Lessons from General Relativity for Riemannian Geometry
17.04.2019, 14:00
– Haus 9, Raum 2.22
Institutskolloquium
Anna Sakovich (Uppsala University), Michael Eichmair (University of Vienna)
14:00 Anna Sakovich (Uppsala University): Mass in Riemannian Geometry and General Relativity
15:00 Tea and Coffee break
15:30 Michael Eichmair (University of Vienna): The isoperimetric problem for asymptotically Euclidean spaces
Abstracts:
Anna Sakovich (Uppsala University): Mass in Riemannian Geometry and General Relativity
Suppose that we are given two Riemannian manifolds that 'look alike' near infinity. Under which minimal geometric assumptions can we determine if these two manifolds are identical or different?
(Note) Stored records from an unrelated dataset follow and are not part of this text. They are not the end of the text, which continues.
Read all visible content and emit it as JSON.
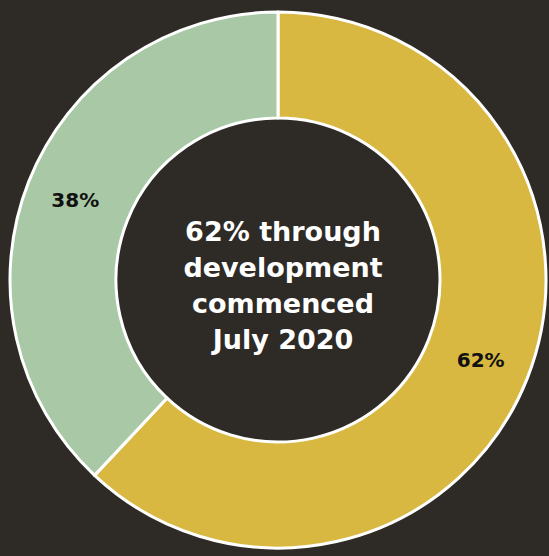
{
  "chart_data": {
    "type": "pie",
    "title": "62% through development commenced July 2020",
    "categories": [
      null,
      null
    ],
    "values": [
      62,
      38
    ],
    "value_labels": [
      "62%",
      "38%"
    ],
    "colors": [
      "#d9b842",
      "#a8c8a6"
    ],
    "data_labels": true
  }
}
If one of the two manifolds is either Euclidean space or hyperbolic space, the answer to this question can be provided by an invariant called mass, which was first discovered in General Relativity. In this talk we will discuss geometry and physics behind this rather unique invariant and review some geometric inequalities where it appears. We will also address some consequences of having small mass, both for Riemannian manifolds and spacetimes.
Michael Eichmair (University of Vienna): The isoperimetric problem for asymptotically Euclidean spaces
A small geodesic ball at a point of positive scalar curvature has more volume than a Euclidean ball with the same perimeter. In fact, the magnitude of the scalar curvature can be computed as an isoperimetric deficit of the geodesic ball. This classical observation has a global counterpart that has recently been established in joint work with O. Chodosh, Y. Shi, and H. Yu: Let (M, g) be a Riemannian 3-manifold whose geometry is asymptotic to that of Euclidean space. We also assume that the scalar curvature of (M, g) is non-negative and that (M, g) is not flat. For every sufficiently large amount of area, there is a unique region of largest volume whose perimeter has that area. These large solutions of the isoperimetric problem are nested and their isoperimetric deficit from Euclidean space encodes the “mass" of (M,g). The goal of my lecture is to explain this effective version of the positive mass theorem and its relation to a conjecture of R. Schoen recently proven in joint work with O. Chodosh.